• youreads puanı (5.88)


  1. Kanal D’de Beyazıt Öztürk’ün sunduğu Beyaz Show’a 8 Ocak Cuma akşamı telefonla bağlanarak “Çocuklar ölüyor, sessiz kalmayın” diyen öğretmen Ayşe Çelik hakkındaki soruşturmayı protesto için kendini ihbar eden 38 kişi ile birlikte, öğretmen Ayşe Çelik ve programın sorumlusu Kadir Tunalı hakkındaki davanın ilk duruşması bugün görülüyor.

    öğretmen ayşe çelik'in savunmasından bazı cümleler:

    "Ülkenin güneydoğusunda bir çok kentte hayat felç oldu. Ben mağduriyetlerin tanığıyım. Ölen, ağlayan, aç kalanlar için farkındalık yaratmaya çalıştım. Beyaz show'da düşüncelerimi paylaştım. Ancak o gün herkes alkışlamış iken akabinde öğretmen olmadığım söylenerek, terörist ilan edildim ve medya eliyle linç edildim. Söylediklerimin arkasındayım. Ölçüt düşünce ve ifade özgürlüğüdür."

    ayşe öğretmen ile birlikte yargılanan yazar oya baydar da kendi savunmasını şu sözlerle yapmış: Ayşe Çelik'in çığlığını duyduktan sonra vicdani sorumluluk nedeniyle çatışma bölgesine gittim. Gördüklerimden sonra onun çığlığına ortak olmak istedim. (Mahkeme başkanına) Siz gitseydeniz ve orada yaşananları görseydiniz siz de ortak olmak isterdiniz. Bu bir zihniyet yargılamasıdır. Şimdiye kadar çok fazla şeyden yargılandım. İlk kez yapmadığım bir şeyden yargılanıyorum.

    kaynak: marksist.org ve t24
  2. bu konuda bir fikri takibe ihtiyaç var: “çocuklar ölmesin” dediği için öğretmen ayşe çelik’e verilen bir yıl üç ay hapis cezası onandı. 11 ay hapiste kalacak.

    nisan ayında mahkemede yaptığı savunmada telefonda söylediği sözleri tekrar ederek "sözlerimi tekrar ediyorum; sessiz kalmayın. insan olarak biraz daha hassasiyetle yaklaşın. görün, duyun ve artık bize el verin. yazık; insanlar ölmesin, çocuklar ölmesin, anneler ağlamasın.” demişti.

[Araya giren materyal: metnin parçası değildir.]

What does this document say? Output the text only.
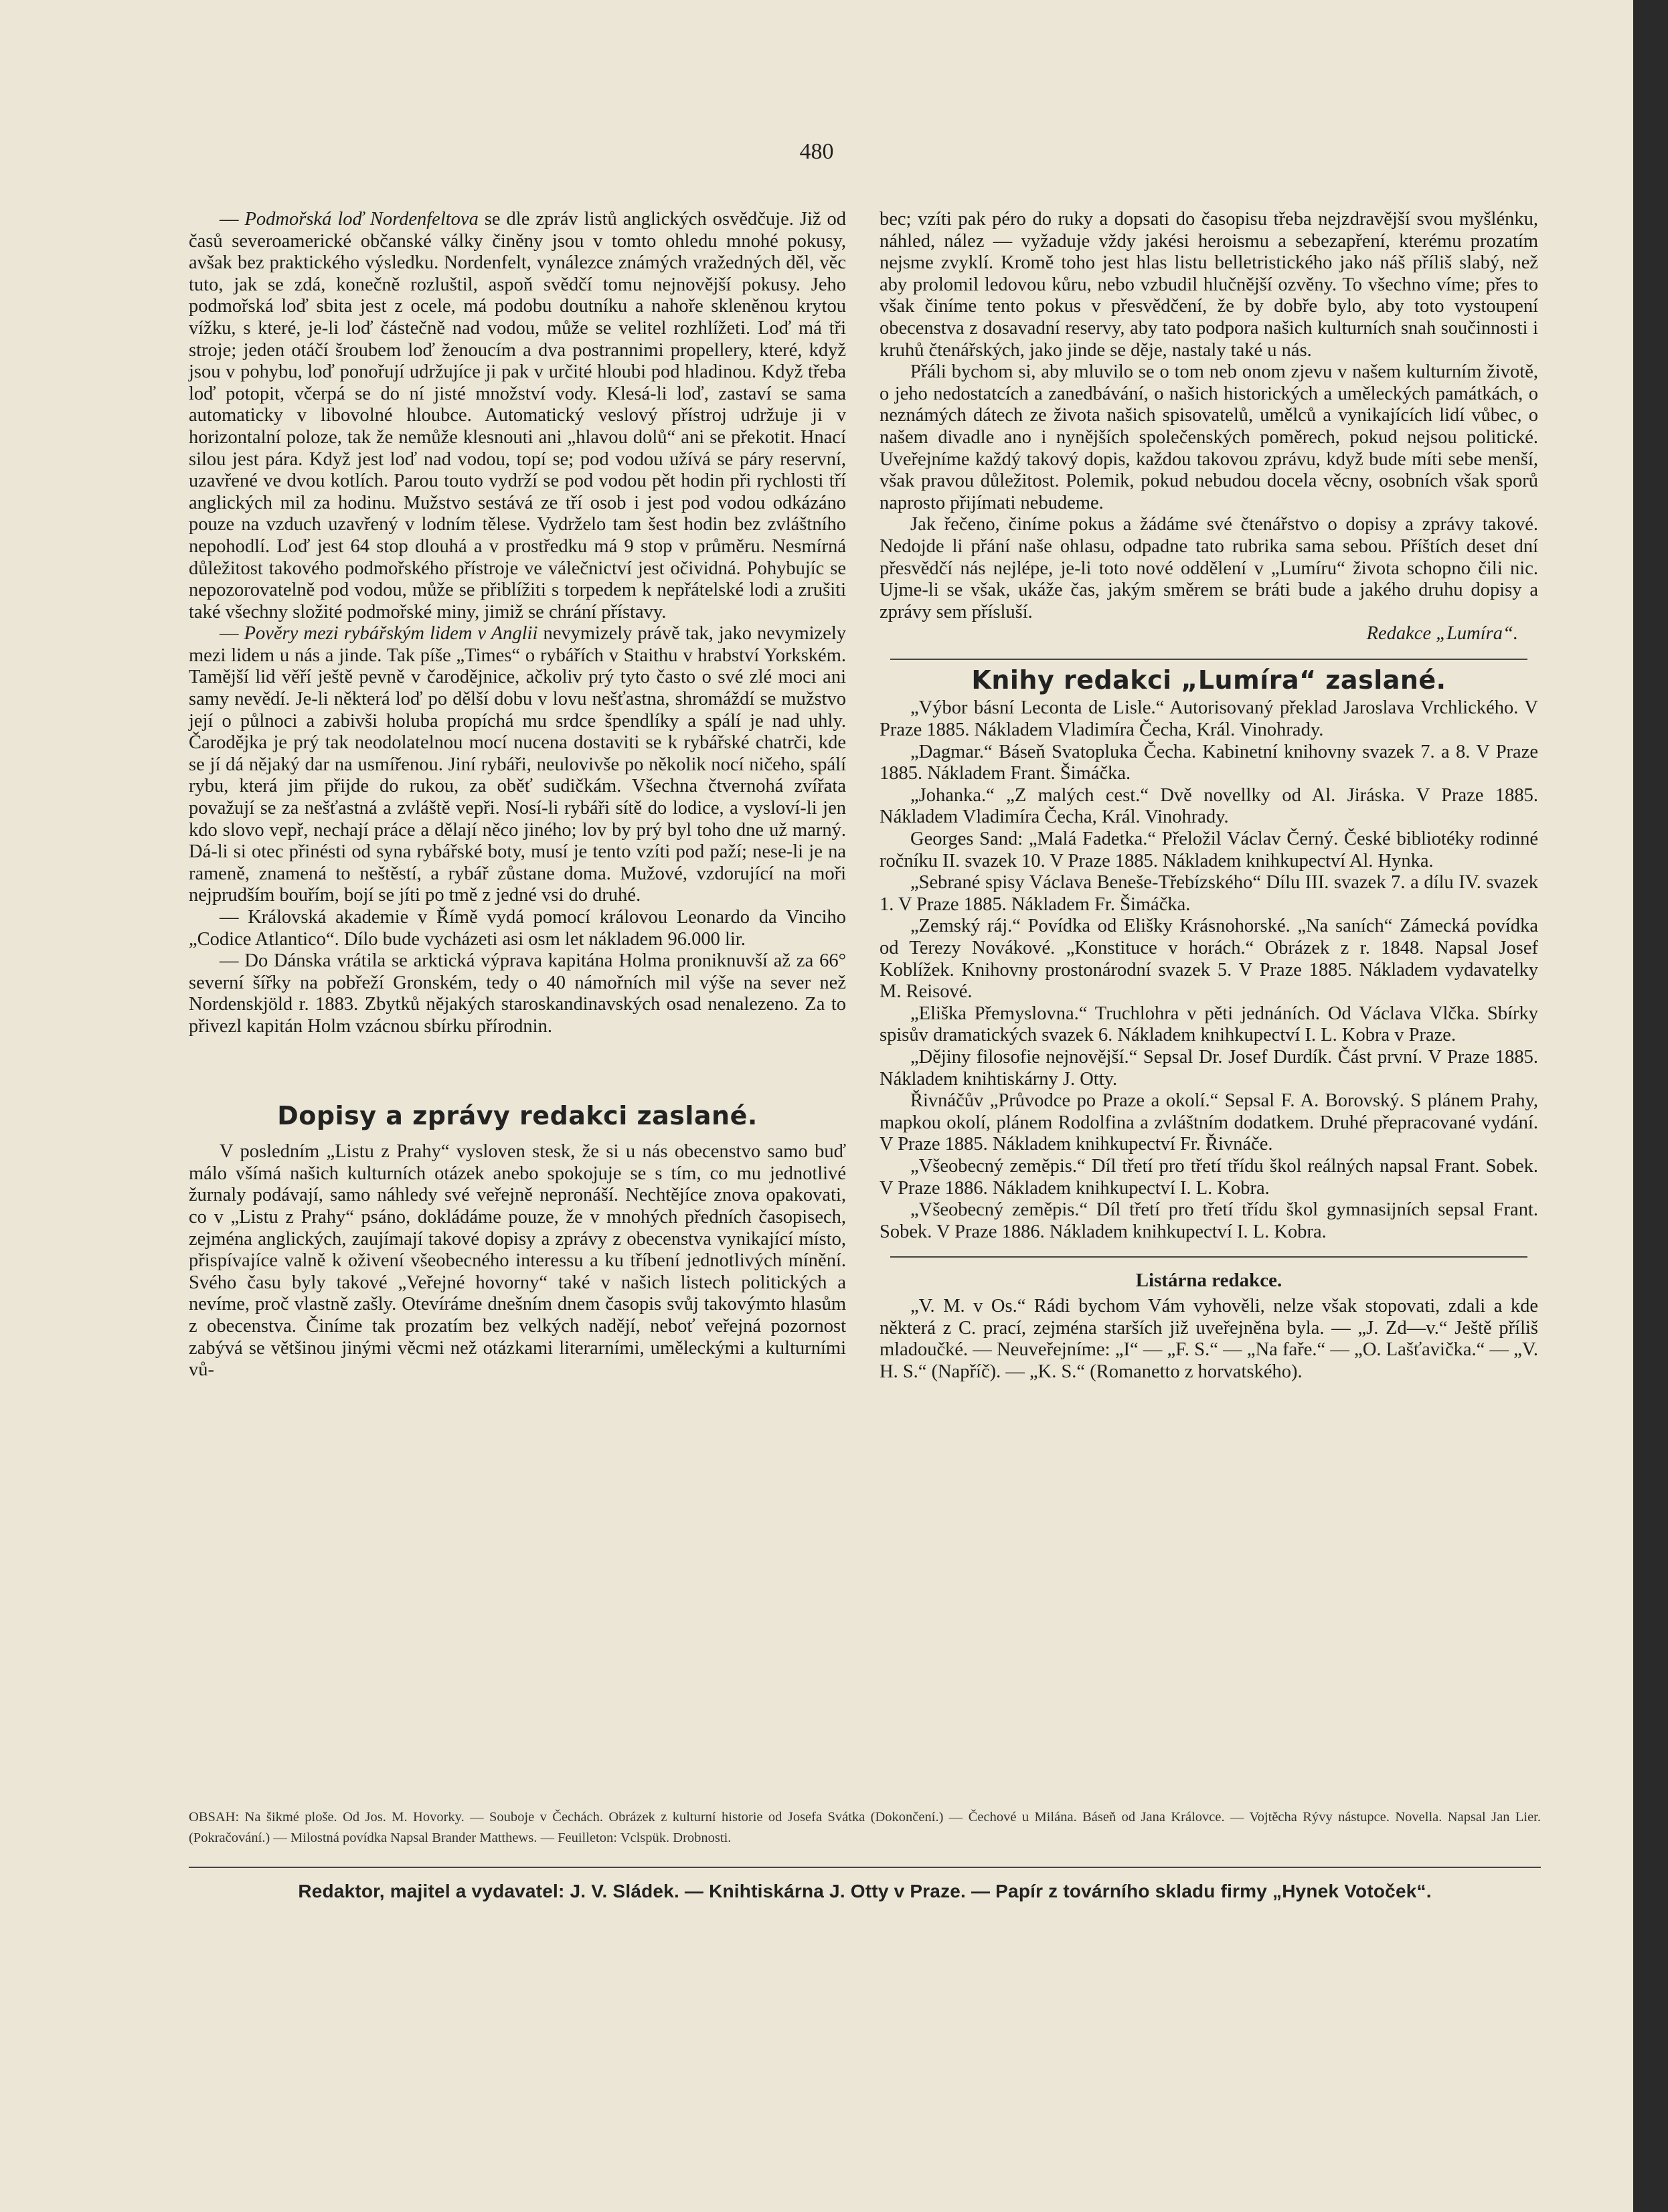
480

— Podmořská loď Nordenfeltova se dle zpráv listů anglických osvědčuje. Již od časů severoamerické občanské války činěny jsou v tomto ohledu mnohé pokusy, avšak bez praktického výsledku. Nordenfelt, vynálezce známých vražedných děl, věc tuto, jak se zdá, konečně rozluštil, aspoň svědčí tomu nejnovější pokusy. Jeho podmořská loď sbita jest z ocele, má podobu doutníku a nahoře skleněnou krytou vížku, s které, je-li loď částečně nad vodou, může se velitel rozhlížeti. Loď má tři stroje; jeden otáčí šroubem loď ženoucím a dva postrannimi propellery, které, když jsou v pohybu, loď ponořují udržujíce ji pak v určité hloubi pod hladinou. Když třeba loď potopit, včerpá se do ní jisté množství vody. Klesá-li loď, zastaví se sama automaticky v libovolné hloubce. Automatický veslový přístroj udržuje ji v horizontalní poloze, tak že nemůže klesnouti ani „hlavou dolů“ ani se překotit. Hnací silou jest pára. Když jest loď nad vodou, topí se; pod vodou užívá se páry reservní, uzavřené ve dvou kotlích. Parou touto vydrží se pod vodou pět hodin při rychlosti tří anglických mil za hodinu. Mužstvo sestává ze tří osob i jest pod vodou odkázáno pouze na vzduch uzavřený v lodním tělese. Vydrželo tam šest hodin bez zvláštního nepohodlí. Loď jest 64 stop dlouhá a v prostředku má 9 stop v průměru. Nesmírná důležitost takového podmořského přístroje ve válečnictví jest očividná. Pohybujíc se nepozorovatelně pod vodou, může se přiblížiti s torpedem k nepřátelské lodi a zrušiti také všechny složité podmořské miny, jimiž se chrání přístavy.

— Pověry mezi rybářským lidem v Anglii nevymizely právě tak, jako nevymizely mezi lidem u nás a jinde. Tak píše „Times“ o rybářích v Staithu v hrabství Yorkském. Tamější lid věří ještě pevně v čarodějnice, ačkoliv prý tyto často o své zlé moci ani samy nevědí. Je-li některá loď po dělší dobu v lovu nešťastna, shromáždí se mužstvo její o půlnoci a zabivši holuba propíchá mu srdce špendlíky a spálí je nad uhly. Čarodějka je prý tak neodolatelnou mocí nucena dostaviti se k rybářské chatrči, kde se jí dá nějaký dar na usmířenou. Jiní rybáři, neulovivše po několik nocí ničeho, spálí rybu, která jim přijde do rukou, za oběť sudičkám. Všechna čtvernohá zvířata považují se za nešťastná a zvláště vepři. Nosí-li rybáři sítě do lodice, a vysloví-li jen kdo slovo vepř, nechají práce a dělají něco jiného; lov by prý byl toho dne už marný. Dá-li si otec přinésti od syna rybářské boty, musí je tento vzíti pod paží; nese-li je na rameně, znamená to neštěstí, a rybář zůstane doma. Mužové, vzdorující na moři nejprudším bouřím, bojí se jíti po tmě z jedné vsi do druhé.

— Královská akademie v Římě vydá pomocí královou Leonardo da Vinciho „Codice Atlantico“. Dílo bude vycházeti asi osm let nákladem 96.000 lir.

— Do Dánska vrátila se arktická výprava kapitána Holma proniknuvší až za 66° severní šířky na pobřeží Gronském, tedy o 40 námořních mil výše na sever než Nordenskjöld r. 1883. Zbytků nějakých staroskandinavských osad nenalezeno. Za to přivezl kapitán Holm vzácnou sbírku přírodnin.

Dopisy a zprávy redakci zaslané.

V posledním „Listu z Prahy“ vysloven stesk, že si u nás obecenstvo samo buď málo všímá našich kulturních otázek anebo spokojuje se s tím, co mu jednotlivé žurnaly podávají, samo náhledy své veřejně nepronáší. Nechtějíce znova opakovati, co v „Listu z Prahy“ psáno, dokládáme pouze, že v mnohých předních časopisech, zejména anglických, zaujímají takové dopisy a zprávy z obecenstva vynikající místo, přispívajíce valně k oživení všeobecného interessu a ku tříbení jednotlivých mínění. Svého času byly takové „Veřejné hovorny“ také v našich listech politických a nevíme, proč vlastně zašly. Otevíráme dnešním dnem časopis svůj takovýmto hlasům z obecenstva. Činíme tak prozatím bez velkých nadějí, neboť veřejná pozornost zabývá se většinou jinými věcmi než otázkami literarními, uměleckými a kulturními vů-

bec; vzíti pak péro do ruky a dopsati do časopisu třeba nejzdravější svou myšlénku, náhled, nález — vyžaduje vždy jakési heroismu a sebezapření, kterému prozatím nejsme zvyklí. Kromě toho jest hlas listu belletristického jako náš příliš slabý, než aby prolomil ledovou kůru, nebo vzbudil hlučnější ozvěny. To všechno víme; přes to však činíme tento pokus v přesvědčení, že by dobře bylo, aby toto vystoupení obecenstva z dosavadní reservy, aby tato podpora našich kulturních snah součinnosti i kruhů čtenářských, jako jinde se děje, nastaly také u nás.

Přáli bychom si, aby mluvilo se o tom neb onom zjevu v našem kulturním životě, o jeho nedostatcích a zanedbávání, o našich historických a uměleckých památkách, o neznámých dátech ze života našich spisovatelů, umělců a vynikajících lidí vůbec, o našem divadle ano i nynějších společenských poměrech, pokud nejsou politické. Uveřejníme každý takový dopis, každou takovou zprávu, když bude míti sebe menší, však pravou důležitost. Polemik, pokud nebudou docela věcny, osobních však sporů naprosto přijímati nebudeme.

Jak řečeno, činíme pokus a žádáme své čtenářstvo o dopisy a zprávy takové. Nedojde li přání naše ohlasu, odpadne tato rubrika sama sebou. Příštích deset dní přesvědčí nás nejlépe, je-li toto nové oddělení v „Lumíru“ života schopno čili nic. Ujme-li se však, ukáže čas, jakým směrem se bráti bude a jakého druhu dopisy a zprávy sem přísluší.

Redakce „Lumíra“.

Knihy redakci „Lumíra“ zaslané.

„Výbor básní Leconta de Lisle.“ Autorisovaný překlad Jaroslava Vrchlického. V Praze 1885. Nákladem Vladimíra Čecha, Král. Vinohrady.

„Dagmar.“ Báseň Svatopluka Čecha. Kabinetní knihovny svazek 7. a 8. V Praze 1885. Nákladem Frant. Šimáčka.

„Johanka.“ „Z malých cest.“ Dvě novellky od Al. Jiráska. V Praze 1885. Nákladem Vladimíra Čecha, Král. Vinohrady.

Georges Sand: „Malá Fadetka.“ Přeložil Václav Černý. České bibliotéky rodinné ročníku II. svazek 10. V Praze 1885. Nákladem knihkupectví Al. Hynka.

„Sebrané spisy Václava Beneše-Třebízského“ Dílu III. svazek 7. a dílu IV. svazek 1. V Praze 1885. Nákladem Fr. Šimáčka.

„Zemský ráj.“ Povídka od Elišky Krásnohorské. „Na saních“ Zámecká povídka od Terezy Novákové. „Konstituce v horách.“ Obrázek z r. 1848. Napsal Josef Koblížek. Knihovny prostonárodní svazek 5. V Praze 1885. Nákladem vydavatelky M. Reisové.

„Eliška Přemyslovna.“ Truchlohra v pěti jednáních. Od Václava Vlčka. Sbírky spisův dramatických svazek 6. Nákladem knihkupectví I. L. Kobra v Praze.

„Dějiny filosofie nejnovější.“ Sepsal Dr. Josef Durdík. Část první. V Praze 1885. Nákladem knihtiskárny J. Otty.

Řivnáčův „Průvodce po Praze a okolí.“ Sepsal F. A. Borovský. S plánem Prahy, mapkou okolí, plánem Rodolfina a zvláštním dodatkem. Druhé přepracované vydání. V Praze 1885. Nákladem knihkupectví Fr. Řivnáče.

„Všeobecný zeměpis.“ Díl třetí pro třetí třídu škol reálných napsal Frant. Sobek. V Praze 1886. Nákladem knihkupectví I. L. Kobra.

„Všeobecný zeměpis.“ Díl třetí pro třetí třídu škol gymnasijních sepsal Frant. Sobek. V Praze 1886. Nákladem knihkupectví I. L. Kobra.

Listárna redakce.

„V. M. v Os.“ Rádi bychom Vám vyhověli, nelze však stopovati, zdali a kde některá z C. prací, zejména starších již uveřejněna byla. — „J. Zd—v.“ Ještě příliš mladoučké. — Neuveřejníme: „I“ — „F. S.“ — „Na faře.“ — „O. Lašťavička.“ — „V. H. S.“ (Napříč). — „K. S.“ (Romanetto z horvatského).

OBSAH: Na šikmé ploše. Od Jos. M. Hovorky. — Souboje v Čechách. Obrázek z kulturní historie od Josefa Svátka (Dokončení.) — Čechové u Milána. Báseň od Jana Královce. — Vojtěcha Rývy nástupce. Novella. Napsal Jan Lier. (Pokračování.) — Milostná povídka Napsal Brander Matthews. — Feuilleton: Vclspük. Drobnosti.
Redaktor, majitel a vydavatel: J. V. Sládek. — Knihtiskárna J. Otty v Praze. — Papír z továrního skladu firmy „Hynek Votoček“.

    kendisinin hamile olduğu söyleniyor. ve muhtemelen çocuğunu da hapisteyken doğuracak. adalet bakanlığı verilerine göre cezaevlerinde annesinin yanında kalan 0-6 yaş arası çocuk sayısının 668. bu kadar yüksek rakamların en büyük sebeplerinden birinin 15 temmuz sonrası toplu tutuklama ve ohal sürecinden kaynaklı tutuklu yargılama furyasının olduğunu söylersem yanlış bir şey söylemiş olmam sanırım. kaynak

    5275 nolu ceza ve güvenlik tedbirlerinin infazı hakkında kanun’a göre, hamile ya da 6 aydan küçük bebeği olan hükümlü kadınların tutuklulukları ertelenmek zorunda. kanunda “terör suçları ve örgüt faaliyetleri çerçevesinde işlenen suçlar” durumunda tutukluluğun ertelenmeyeceği belirtilse de, bu yalnızca “cezası kesinleşmiş kadınlar” için uygulanabiliyor.

    yani özetle devlet'e göre "terörist" iseniz cezanız kesinleşmese bile hamile ya da küçük bebeğiniz olduğuna filan bakmadan sizi rahatlıkla içeri tıkabilir. "çocuklar ölmesin" derseniz mesela çocuğunuzu mapushanede doğurmak zorunda kalabilirsiniz.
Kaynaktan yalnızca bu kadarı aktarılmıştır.